Rot-grüne Atomgenehmigung

■ Lingener Brennelemente-Fabrik darf neue Anreicherungsanlage errichten

Der Ausbau der Atomanlagen im rot-grün regierten Niedersachsen geht weiter. Am vergangenen Freitag erteilte das Umweltministerium in Hannover die erste Teilerrichtungsgenehmigung (TEG) für den Bau und Betrieb einer sogenannten Trockenkonversionsanlage für die Brennelementefabrik der „Advanced Nuclear Fuel GmbH“ (ANF) in Lingen. Mit dieser Anlage will die ANF künftig Uranhexafluorid in das zur Herstellung von Brennelementen für Atomkraftwerke benötigte Urandioxid umwandeln. Mit rund 250 Beschäftigten stellt die ANF jährlich etwa 400 Brennelemente her. Die Lieferungen gehen an AKWs in Schweden, Frankreich und in die Bundesrepublik. Nach Angaben von Reinhard Faulhaber, Geschäftsführer der ANF, fallen bei der Trockenkonversion gegenüber herkömlichen Verfahren erheblich weniger Abfälle an.

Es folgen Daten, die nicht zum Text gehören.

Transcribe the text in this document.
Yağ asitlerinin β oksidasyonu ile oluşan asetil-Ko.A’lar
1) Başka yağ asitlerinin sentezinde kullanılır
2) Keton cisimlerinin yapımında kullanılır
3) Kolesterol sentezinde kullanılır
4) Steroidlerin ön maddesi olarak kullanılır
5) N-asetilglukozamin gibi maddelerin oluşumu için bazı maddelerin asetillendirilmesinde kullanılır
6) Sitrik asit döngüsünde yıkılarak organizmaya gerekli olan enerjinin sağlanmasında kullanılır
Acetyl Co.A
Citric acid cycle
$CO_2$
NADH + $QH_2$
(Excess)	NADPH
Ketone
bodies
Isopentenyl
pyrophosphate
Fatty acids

Die Genehmigungserteilung durch das rot-grüne Umweltministerium begründete Sprecherin Barbara Mussack damit, daß bereits 1977 beim Neubau der ANF von der damaligen CDU-Regierung Konzeptgenehmigungen erteilt worden waren, die auch eine Uran-Konversion vorsahen. Diese Genehmigungen hätten rechtliche Bindungswirkung gehabt. Mussack erklärte außerdem, daß die jetzt erteilte Genehmigung nicht mit dem sofortigen Vollzug ausgestattet sei. Dadurch hätten Klagen gegen den ANF- Ausbau aufschiebende Wirkung. Nach Angaben von Reinhard Faulhaber will die ANF erstmal abwarten, ob es dazu kommt. Erst dann will das Unternehmen über weitere Schritte entscheiden.

Die „Bürgerinitiative Emsland gegen Atomanlagen“ hat inzwischen angekündigt, daß sie die Möglichkeit einer Klage gegen den Ausbau prüfe. Herbert Masslau, Mitglied der Bürgerinitiative, ist stinksauer: „Statt Ausstieg aus der Atomenergie betreibt die rot-grüne Regierung den weiteren Ausbau der Atomanlagen.“ Aus Hannover erwartet er sich „keinerlei Unterstützung“ mehr.

Mit der jetzt erteilten ersten TEG wird der ANF der Bau der erforderlichen Gebäude und Anlagenteile erlaubt. Nach Angaben der ANF wird dies etwa eineinhalb Jahre dauern. Außerdem erstreckt sich die Genehmigung auf die Lagerung und den Umgang mit jährlich 20 Tonnen nicht angereichertem Uranhexafluorid. Weltweit gibt es mit diesem in den USA entwickelten Verfahren nur wenig Erfahrungen. Die dort ansässige Muttergesellschaft der ANF, eine Holding der deutschen Siemens AG, hat seit einigen Jahren eine entsprechende Pilotanlage in Betrieb. Unabhängige Beurteilungen über deren Sicherheit und Umweltverträglichkeit gibt es jedoch nicht. Mit der zweiten TEG, die dieses Trockenverfahren für den kommerziellen Einsatz und einer Anreicherung von bis zu fünf Prozent spaltbaren Uran 235 genehmigen wird, rechnet die ANF Ende 1992.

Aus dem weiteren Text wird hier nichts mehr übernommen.